The biggest workflow change is the AI chat. In Copper, managing your CRM means clicking through menus, filling out forms, and navigating between screens. In SalesSheet, you type "Create a contact for Sarah Chen at Acme Corp, email sarah@acme.com, tag as enterprise lead" and it is done. You type "Move the Acme deal to Negotiation and set close date to Marzo 15" and the pipeline updates. The AI replaces forms entirely for most common operations.

After two days on SalesSheet, going back to Copper felt like switching from a smartphone to a flip phone. The AI assistant changes how you think about CRM interaction.

What Changes in Your Daily Workflow

Be prepared for some workflow adjustments. Copper's tight Gmail integration means you are used to seeing CRM data in your inbox sidebar. SalesSheet takes a different approach - our email sync pulls your Gmail into the CRM rather than putting the CRM into Gmail. You will check emails inside SalesSheet's interface, where the AI can immediately act on them: draft replies, create follow-up tasks, or update deal stages based on email content.

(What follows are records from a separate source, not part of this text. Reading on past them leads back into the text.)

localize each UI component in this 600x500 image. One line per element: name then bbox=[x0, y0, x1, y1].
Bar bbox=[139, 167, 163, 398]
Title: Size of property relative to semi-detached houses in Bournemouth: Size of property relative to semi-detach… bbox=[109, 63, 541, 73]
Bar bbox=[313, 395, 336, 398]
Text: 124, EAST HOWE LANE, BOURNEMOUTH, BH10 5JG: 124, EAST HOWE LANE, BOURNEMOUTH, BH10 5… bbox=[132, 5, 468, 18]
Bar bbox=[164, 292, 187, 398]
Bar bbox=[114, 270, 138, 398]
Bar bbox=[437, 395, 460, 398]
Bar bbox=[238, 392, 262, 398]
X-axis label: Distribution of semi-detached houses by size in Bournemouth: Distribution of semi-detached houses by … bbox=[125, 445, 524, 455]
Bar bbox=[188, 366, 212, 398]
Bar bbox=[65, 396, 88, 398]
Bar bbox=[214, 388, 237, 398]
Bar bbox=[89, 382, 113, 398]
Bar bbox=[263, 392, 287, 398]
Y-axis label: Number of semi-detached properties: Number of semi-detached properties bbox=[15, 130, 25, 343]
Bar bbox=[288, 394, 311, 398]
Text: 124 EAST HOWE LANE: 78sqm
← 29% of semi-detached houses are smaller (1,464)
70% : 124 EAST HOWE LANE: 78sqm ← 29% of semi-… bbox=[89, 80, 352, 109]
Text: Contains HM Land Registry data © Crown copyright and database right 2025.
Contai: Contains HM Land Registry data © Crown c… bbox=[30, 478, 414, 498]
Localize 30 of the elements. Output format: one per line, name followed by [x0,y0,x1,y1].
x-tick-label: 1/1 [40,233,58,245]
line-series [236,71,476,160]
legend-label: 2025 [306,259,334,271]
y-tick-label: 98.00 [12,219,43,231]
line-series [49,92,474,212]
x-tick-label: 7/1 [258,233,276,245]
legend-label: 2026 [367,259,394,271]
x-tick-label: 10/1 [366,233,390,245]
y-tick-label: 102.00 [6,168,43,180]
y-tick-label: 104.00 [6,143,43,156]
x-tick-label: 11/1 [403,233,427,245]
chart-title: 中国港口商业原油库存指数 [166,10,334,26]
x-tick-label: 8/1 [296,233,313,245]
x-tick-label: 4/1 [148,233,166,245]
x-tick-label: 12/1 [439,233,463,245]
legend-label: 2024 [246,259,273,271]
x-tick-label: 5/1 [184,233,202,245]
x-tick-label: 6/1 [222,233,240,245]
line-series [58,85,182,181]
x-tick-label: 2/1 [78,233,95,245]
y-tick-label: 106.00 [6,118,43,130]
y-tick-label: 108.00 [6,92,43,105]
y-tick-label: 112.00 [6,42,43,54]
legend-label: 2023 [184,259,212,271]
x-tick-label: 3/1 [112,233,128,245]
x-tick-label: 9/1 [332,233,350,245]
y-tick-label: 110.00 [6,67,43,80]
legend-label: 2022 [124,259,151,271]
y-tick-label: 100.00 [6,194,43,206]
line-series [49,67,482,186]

Pipeline management is also different. Copper uses a traditional Kanban board for opportunities. SalesSheet offers both a Kanban view and a spreadsheet-style grid with saved views that let you filter, sort, and group deals any way you want. Most of our users end up preferring the grid view because it is faster for bulk operations - drag to reorder, inline edit, multi-select for batch updates.

The calling workflow is entirely new. Copper does not have built-in calling. With SalesSheet, you click a phone number and the browser-based dialer connects the call instantly. No third-party app, no context switching. Call recordings appear on the contact's timeline with AI-generated summaries, so your team always knows what was discussed.